Lidstrom joins front office
No, he’s not playing again. I do wonder if he could though ... anyway, when you can add someone nicknamed “The Perfect Human” to your squad, you do it. Steve Yzerman is officially bringing in his former teammate Lidstrom as the vice president of hockey operations. He’ll have his hand in everything, the Wings announced this week, and I think that’s marvelous.
I have no idea if this is a good position for him (who really cares either way, it’s Nick Lidstrom!), so we’ll trust Yzerman, obviously, but I think he definitely deserves his place in the Yzer-circle (trying that out ... kind of like “inner-circle” ... meh). I am certain Lidstrom will focus a lot right now on helping onboard and develop a list of Swedish prospects in the Red Wings system (see below).
This was a pleasant surprise on Tuesday when the Red Wings made the announcement. I guess I never thought he would want to commit to traveling here from Sweden more often. The Lidstrom family did immediately move home to Sweden after he retired in 2012.
“We will always cherish our time spent here and are proud to claim that we are also from Detroit,” read the ad in the newspaper.

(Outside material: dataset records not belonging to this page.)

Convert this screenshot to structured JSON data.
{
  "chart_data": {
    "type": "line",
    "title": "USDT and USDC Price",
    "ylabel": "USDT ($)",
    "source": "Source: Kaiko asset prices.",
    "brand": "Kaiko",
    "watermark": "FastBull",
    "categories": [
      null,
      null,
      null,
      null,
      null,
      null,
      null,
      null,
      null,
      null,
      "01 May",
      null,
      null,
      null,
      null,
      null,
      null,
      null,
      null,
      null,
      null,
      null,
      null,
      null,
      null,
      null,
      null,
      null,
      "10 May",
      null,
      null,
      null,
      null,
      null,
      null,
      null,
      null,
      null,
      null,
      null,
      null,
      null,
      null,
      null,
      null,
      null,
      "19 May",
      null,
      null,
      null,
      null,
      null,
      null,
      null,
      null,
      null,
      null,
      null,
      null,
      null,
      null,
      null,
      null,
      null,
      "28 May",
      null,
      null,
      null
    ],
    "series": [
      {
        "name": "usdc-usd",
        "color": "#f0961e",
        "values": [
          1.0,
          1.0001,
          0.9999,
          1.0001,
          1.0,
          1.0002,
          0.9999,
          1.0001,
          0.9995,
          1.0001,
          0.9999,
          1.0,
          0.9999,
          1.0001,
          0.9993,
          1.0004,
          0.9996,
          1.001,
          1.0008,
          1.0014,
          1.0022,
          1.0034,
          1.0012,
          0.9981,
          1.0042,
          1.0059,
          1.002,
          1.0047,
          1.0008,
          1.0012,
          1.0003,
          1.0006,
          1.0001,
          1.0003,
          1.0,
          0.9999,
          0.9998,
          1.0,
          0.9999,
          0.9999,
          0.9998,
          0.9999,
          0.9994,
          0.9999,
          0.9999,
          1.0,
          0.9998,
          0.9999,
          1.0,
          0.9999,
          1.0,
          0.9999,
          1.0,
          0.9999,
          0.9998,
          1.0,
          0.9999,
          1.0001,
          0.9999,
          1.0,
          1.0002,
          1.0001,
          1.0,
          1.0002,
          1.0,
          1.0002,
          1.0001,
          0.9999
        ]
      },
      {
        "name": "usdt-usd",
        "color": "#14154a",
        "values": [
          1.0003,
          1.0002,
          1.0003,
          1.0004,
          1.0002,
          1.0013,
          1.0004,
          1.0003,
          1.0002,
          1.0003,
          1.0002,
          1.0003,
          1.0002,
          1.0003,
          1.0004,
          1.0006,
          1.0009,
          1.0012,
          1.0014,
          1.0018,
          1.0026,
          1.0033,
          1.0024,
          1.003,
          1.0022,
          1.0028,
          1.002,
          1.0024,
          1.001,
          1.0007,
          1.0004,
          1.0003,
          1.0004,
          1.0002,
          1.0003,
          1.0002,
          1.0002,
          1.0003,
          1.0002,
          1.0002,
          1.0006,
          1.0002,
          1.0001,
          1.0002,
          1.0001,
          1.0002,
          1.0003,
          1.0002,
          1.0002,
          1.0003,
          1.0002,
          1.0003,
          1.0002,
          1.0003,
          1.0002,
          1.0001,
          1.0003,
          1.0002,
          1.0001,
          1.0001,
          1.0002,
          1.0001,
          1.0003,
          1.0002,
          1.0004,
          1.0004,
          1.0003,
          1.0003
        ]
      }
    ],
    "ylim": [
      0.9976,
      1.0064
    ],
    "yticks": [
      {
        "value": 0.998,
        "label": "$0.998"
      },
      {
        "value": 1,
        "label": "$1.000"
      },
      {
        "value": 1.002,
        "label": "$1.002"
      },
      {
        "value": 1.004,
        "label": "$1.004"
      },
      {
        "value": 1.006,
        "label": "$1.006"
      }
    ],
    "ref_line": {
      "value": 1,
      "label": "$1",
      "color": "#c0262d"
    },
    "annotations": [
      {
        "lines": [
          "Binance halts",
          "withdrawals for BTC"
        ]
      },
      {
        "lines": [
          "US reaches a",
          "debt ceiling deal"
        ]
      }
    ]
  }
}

And I assumed that was that as they rode off into the Scandinavian sunset. But he’s been back around these parts a bit. Recently, there was a random night when Lidstrom was shown on the big screen at LCA. I don’t remember exactly why he was there, but perhaps he’s already been doing this job for a while without being officially on the payroll. He has also talked during recent interviews about helping scout some of the young Swedes back in the homeland. It all makes a ton of sense in hindsight. Of course Yzerman would keep one of the greatest defenseman (perhaps the greatest) in the history of the game on speed dial.
The Red Wings of today are still pulling talent out of Sweden, not the least of which is 2020 first-round draft pick Lucas Raymond. Raymond is among the NHL’s top rookies this season.

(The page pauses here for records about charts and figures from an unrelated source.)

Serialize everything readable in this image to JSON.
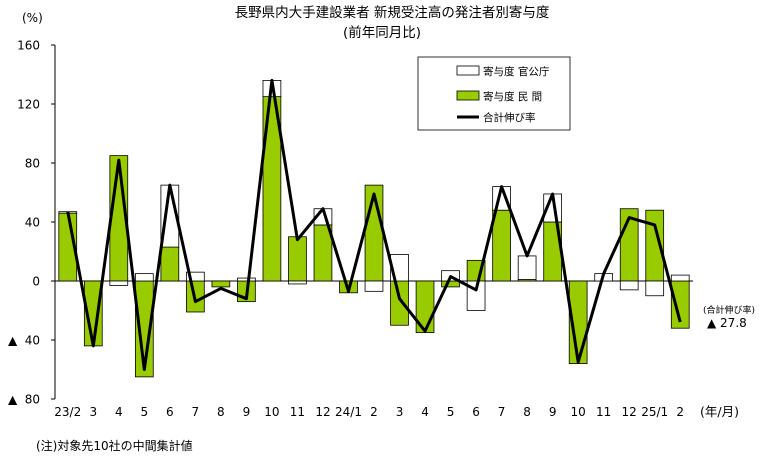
{
  "chart_data": {
    "type": "bar",
    "title": "長野県内大手建設業者 新規受注高の発注者別寄与度",
    "subtitle": "(前年同月比)",
    "y_unit_label": "(%)",
    "x_unit_label": "(年/月)",
    "ylim": [
      -80,
      160
    ],
    "y_ticks": [
      {
        "value": 160,
        "label": "160"
      },
      {
        "value": 120,
        "label": "120"
      },
      {
        "value": 80,
        "label": "80"
      },
      {
        "value": 40,
        "label": "40"
      },
      {
        "value": 0,
        "label": "0"
      },
      {
        "value": -40,
        "label": "▲ 40"
      },
      {
        "value": -80,
        "label": "▲ 80"
      }
    ],
    "categories": [
      "23/2",
      "3",
      "4",
      "5",
      "6",
      "7",
      "8",
      "9",
      "10",
      "11",
      "12",
      "24/1",
      "2",
      "3",
      "4",
      "5",
      "6",
      "7",
      "8",
      "9",
      "10",
      "11",
      "12",
      "25/1",
      "2"
    ],
    "series": [
      {
        "name": "寄与度 官公庁",
        "type": "bar",
        "color": "#ffffff",
        "values": [
          1,
          0,
          -3,
          5,
          42,
          6,
          0,
          2,
          11,
          -2,
          11,
          0,
          -7,
          18,
          0,
          7,
          -20,
          16,
          16,
          19,
          0,
          5,
          -6,
          -10,
          4
        ]
      },
      {
        "name": "寄与度 民 間",
        "type": "bar",
        "color": "#99cc00",
        "values": [
          46,
          -44,
          85,
          -65,
          23,
          -21,
          -4,
          -14,
          125,
          30,
          38,
          -8,
          65,
          -30,
          -35,
          -4,
          14,
          48,
          1,
          40,
          -56,
          0,
          49,
          48,
          -32
        ]
      },
      {
        "name": "合計伸び率",
        "type": "line",
        "color": "#000000",
        "values": [
          47,
          -44,
          82,
          -60,
          65,
          -14,
          -5,
          -12,
          136,
          28,
          49,
          -7,
          59,
          -12,
          -34,
          3,
          -6,
          64,
          17,
          59,
          -55,
          5,
          43,
          38,
          -27.8
        ]
      }
    ],
    "annotation": {
      "label": "(合計伸び率)",
      "value": "▲ 27.8"
    },
    "legend_position": "top-right",
    "note": "(注)対象先10社の中間集計値"
  }
}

But the list of Swedish prospects does not end there for Detroit. Defenseman Gustav Lindstrom has been developing since his draft in 2017. Albert Johansson (D), 21, was drafted by Yzerman in 2019, as were forwards Elmer Söderblom and Albin Grewe.
Defensemen William Wallinder and Gustav Berglund were selected in 2020, as was forward Theodor Niederbach. And in 2021 the Red Wings drafted 6-foot-5 defenseman Simon Edvinsson out of Sweden at 6th overall.

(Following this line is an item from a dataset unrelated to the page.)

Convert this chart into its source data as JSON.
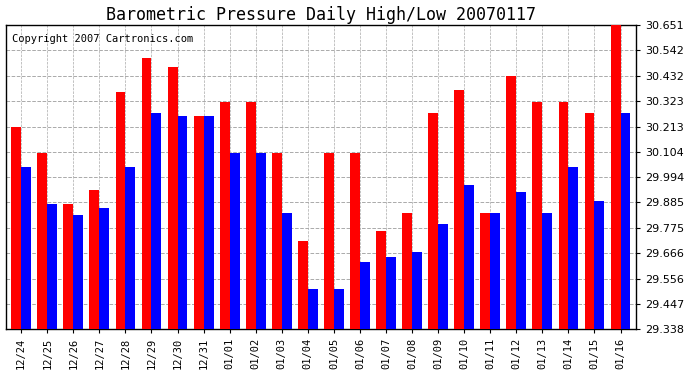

Again, all of these prospects are from Sweden, so for them to be greeted in Detroit by one of hockey’s most legendary defenseman in Lidstrom ... that’s special. Lidstrom clearly knows the path they must take to be successful when moving to North America to compete in the NHL.
Meanwhile, the Red Wings front office (Yzer-club?) includes quite the list of former players including Yzerman, Lidstrom, Kris Draper (Director of Amateur Scouting), Niklas Kronwall (European Player Development), Pat Verbeek (Assistant GM), Jiri Fischer (Associate Director of Player Personnel) and Dan Cleary (Assistant Director of Player Development).
Lidstrom’s career recap
Nicklas Lidstrom retired from hockey in May 2012 after a 20-season NHL career with a long list of accolades including four Stanley Cup championships (1997, 1998, 2002 and 2008) with the Red Wings.
Lidstrom was a 7-time Norris Trophy winner as the NHL’s top defenseman. He compiled 1,142 points in 1,564 NHL games, all of which were with the Red Wings, of course. He was inducted into the Hockey Hall of Fame in 2015, his first year of eligibility. He was also named one of the NHL’s “100 Greatest Players.”
The 1989 NHL draft class will go down as one of the most notable. It included players such as Mats Sundin, Sergei Fedorov, Pavel Bure, Vladimir Konstantinov and many more NHL standouts. Lidstrom was selected 53rd overall in the third round of the 1989 draft by Detroit. The Wings passed up a lot of Canadian and American players for the tall, slim Swede.
They wouldn’t have to wait long for Lidstrom to shine. He scored 11 goals and 49 assists in his 1991-92 rookie season and led all Red Wings defensemen with 60 points.
Detroit dug even deeper in the 1989 draft as they selected Fedorov 74th overall and Konstantinov 221st overall. The low draft picks with big impact would become a trend for the Wings in the following decade.
Nicknamed “The Perfect Human,” Lidstrom became the first European captain to lead the Red Wings to a Stanley Cup championship (2008). In fact he was the first ever European-born captain to lift the Stanley Cup. He had big skates to fill when Yzerman retired in 2006 after 20 seasons with the C, and he filled them well.